Bild: Kommt zwar aus Japan, wird im Dong Xuan Center aber trotzdem massenweise …
Leipzig taz | Die exotischste Ecke Leipzigs befindet sich inmitten einer
Industrieödnis. Nur fünfzehn Minuten vom Hauptbahnhof entfernt, zwischen
Gleisen und Bundesstraße, erhebt sich ein Komplex aus grauem Wellblech. In
großen roten Lettern steht darauf geschrieben: Dong Xuan Center. Hier, im
Nordosten der Stadt, befindet sich der größte Asiamarkt in
Mitteldeutschland. Vom weitgehend leeren Parkplatz aus lässt sich das noch
nicht vermuten. Man muss schon nähertreten.

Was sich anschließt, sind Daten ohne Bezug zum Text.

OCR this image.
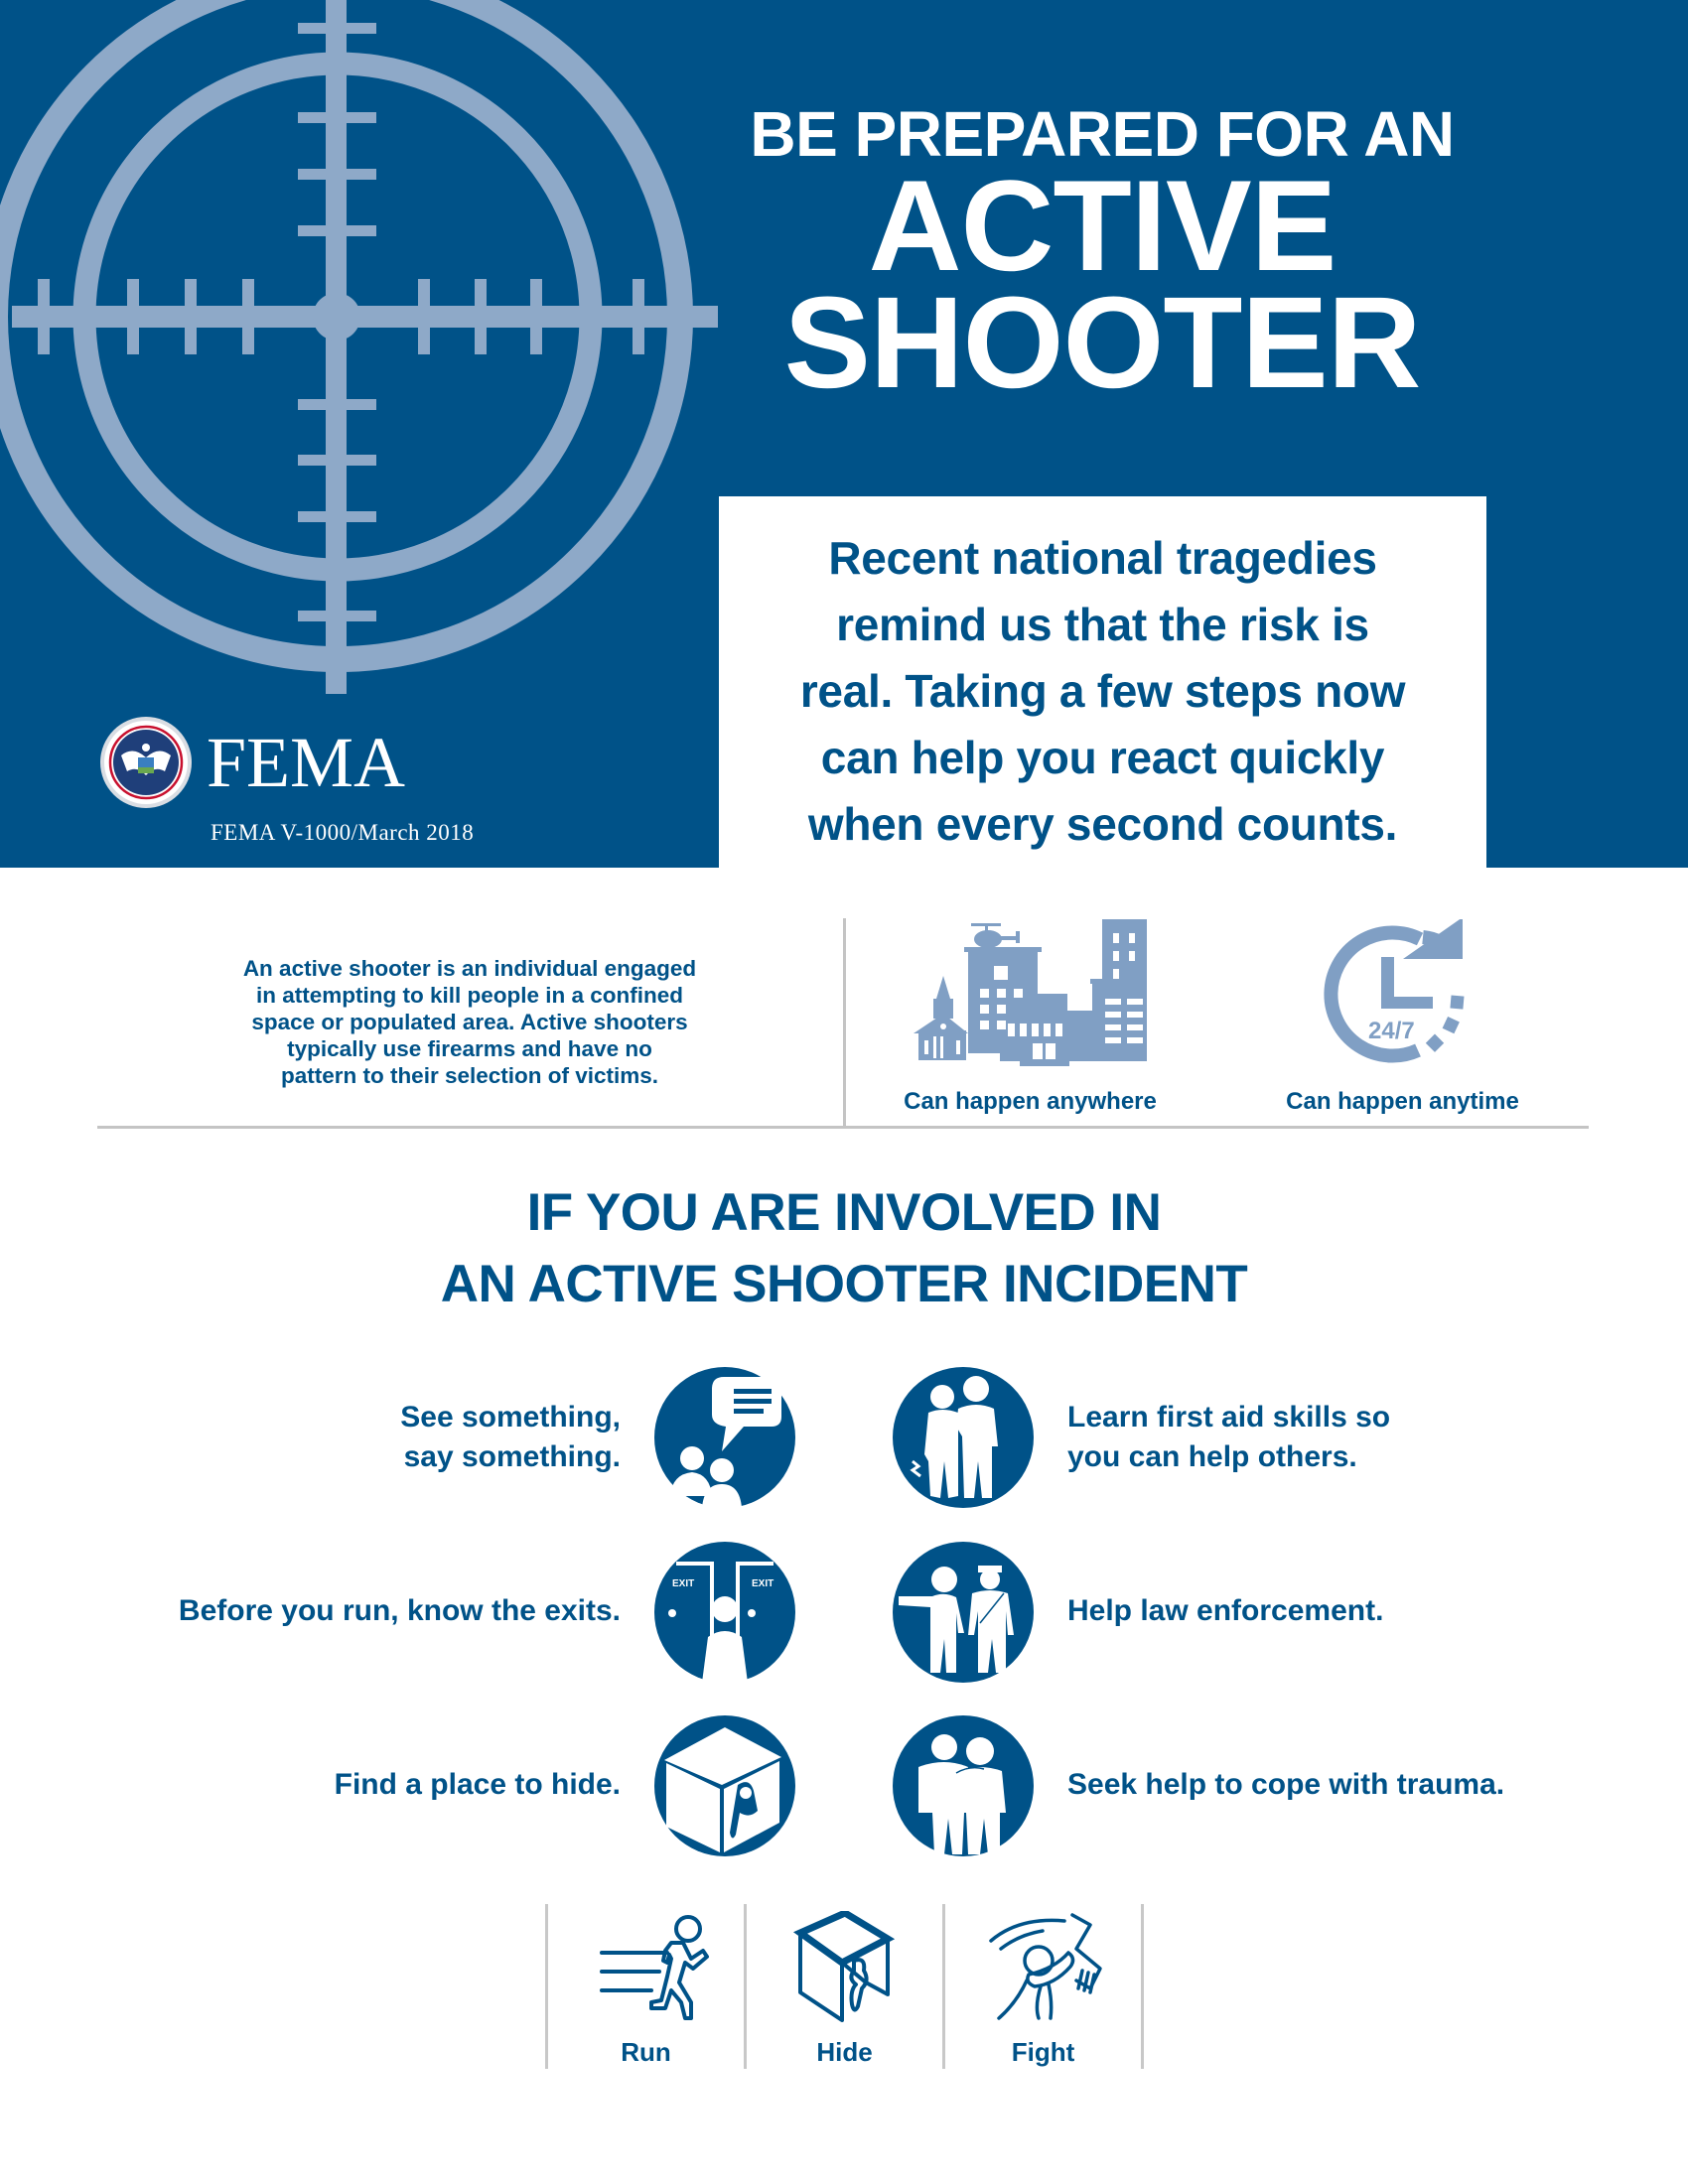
BE PREPARED FOR AN
ACTIVE
SHOOTER
Recent national tragedies
remind us that the risk is
real. Taking a few steps now
can help you react quickly
when every second counts.
FEMA
FEMA V-1000/March 2018
An active shooter is an individual engaged
in attempting to kill people in a confined
space or populated area. Active shooters
typically use firearms and have no
pattern to their selection of victims.
Can happen anywhere
24/7
Can happen anytime
IF YOU ARE INVOLVED IN
AN ACTIVE SHOOTER INCIDENT
See something,
say something.
Learn first aid skills so
you can help others.
Before you run, know the exits.
EXIT	EXIT
Help law enforcement.
Find a place to hide.	Seek help to cope with trauma.
Run	Hide	Fight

Die offenstehenden Türen graben sich wie Mauselöcher in den grauen Block
hinein. Sie geben den Blick frei auf lange Gänge, die das Center waagerecht
und senkrecht durchkreuzen. Hier reiht sich Geschäftsparzelle an
Geschäftsparzelle, nur getrennt durch zentimeterdünne Wände. Die Besitzer
dieser Läden arbeiten still vor sich hin. Sie packen Kiste um Kiste aus,
schälen T-Shirt um T-Shirt aus den Plastikhüllen, in die sie einzeln
eingeschweißt sind.
Sie entpacken eine ganz eigene Welt – aus Plastikblumen, grellen
Handyhüllen, Bergen von Spitzengardinen, Strandtüchern mit
Hundewelpenaufdruck und Wühlkisten voller CDs vietnamesischer Popstars, die
in Deutschland sonst niemand kennt. Die meisten Menschen im Dong Xuan
Center aber dürften sie kennen, denn hier arbeiten vor allem Vietnamesen.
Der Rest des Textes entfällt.